We are in perilous Little Miss Sunshine twee-dramedy territory here; this film is like if a ukulele wrote a movie. But the copious scenes of LaBeouf and Gottsagen horsing around a bonfire and practicing their secret handshakes pull you right out of the film and into a much better, less overbearing film. They just seem like pals. (You may recall that they were presenters at the 2020 Oscars.) It is shocking, how rarely that happens in movies. Don’t ever watch press-junket interviews, ever, unless these two goofballs are involved.
And then there is Honey Boy, which Alma Har’el directed and LaBeouf wrote. This latter fact is quite obvious, starting with the early scene in which the big-shot actor Otis Lort, played by Lucas Hedges, is arrested after a drunken car crash and sent to rehab. Then we flash back 10 years to Lort as an adorable 12-year-old child star (played by Noah Jupe) toiling on an Even Stevens–type kid show.
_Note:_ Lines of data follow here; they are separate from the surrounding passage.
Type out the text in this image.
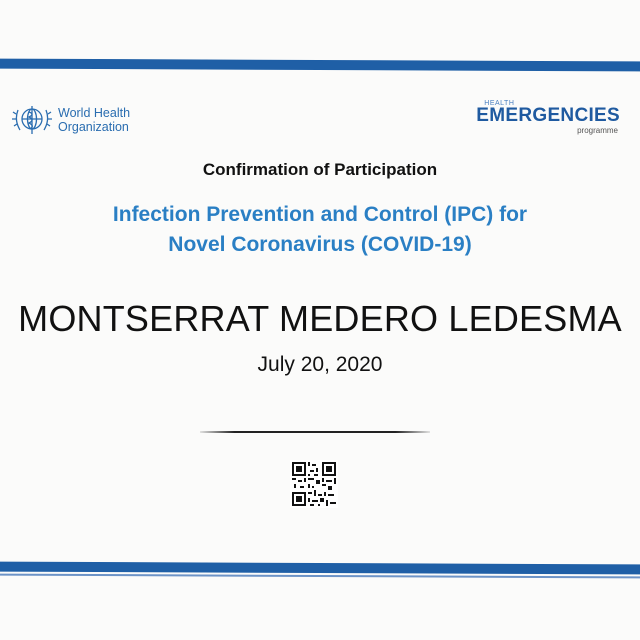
World Health
Organization
HEALTH
EMERGENCIES
programme
Confirmation of Participation
Infection Prevention and Control (IPC) for
Novel Coronavirus (COVID-19)
MONTSERRAT MEDERO LEDESMA
July 20, 2020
LaBeouf plays the kid’s volatile, abusive, recovering-alcoholic father, which is to say his own father, which is to say by the end of this movie Hedges (playing Fake LaBeouf as a troubled young star) is telling troubled veteran star Real LaBeouf (playing his own father) that he’s going to make a movie about him.
You watch Honey Boy in a protective crouch, awestruck at the sheer cringing self-indulgence of it. (Bonus: FKA Twigs, who dated LaBeouf in real life, plays a character named Shy Girl and flirts with young Otis.) But the chemistry between Jupe and LaBeouf, even in the film’s darkest moments, is unbelievable: Together, and with the kid taking the lead, they plow through all the therapeutic self-regard and meta audacity, breaking out of the Look At Us Acting prison constructed by the movie’s volatile star and screenwriter. They are very explicitly not pals, but the more artificial Honey Boy’s construct gets, the more they seem like real people toiling under ridiculous circumstances.
The tragedy of The Tax Collector—one of ‘em, anyway—is that LaBeouf gets no such opportunity to vibe with anybody. Soto is a decent brooding action star, and George Lopez gets to announce that “I ain’t scared of any bitch-made motherfucker.” But our boy Creeper never even gets to show off his tattoos, and his various ramblings about yoga and meditation and mindfulness and microdosing are painful sub-Tarantino filler. “He wants to cut your heart out for sure,” he observes as the movie’s villain finally appears. “You say the word, I’ll push that bitch’s wig back. I’m on it.”
The accent, indeed, is immediately disqualifying. (It is believable that a white sadist would mimic the speech patterns of the people he’s intimidating and brutalizing, but that doesn’t make it bearable.) Ayer attempted some damage control, but it’s not a great sign when a director’s tweets explain a character’s backstory better than the movie does. The Tax Collector is the flick Redbox forces you to rent if you rack up too many late fees; it’s the joyless turkey a fallen matinee idol makes when there are literally no other options, and that’s before you get to the matter of the tattoos. Don’t watch it. But don’t count out the guy who suffers through it, no matter how ridiculous he sounds. Because there’s a small victory in the fact that Shia LaBeouf has once again risen high enough to once again let you down.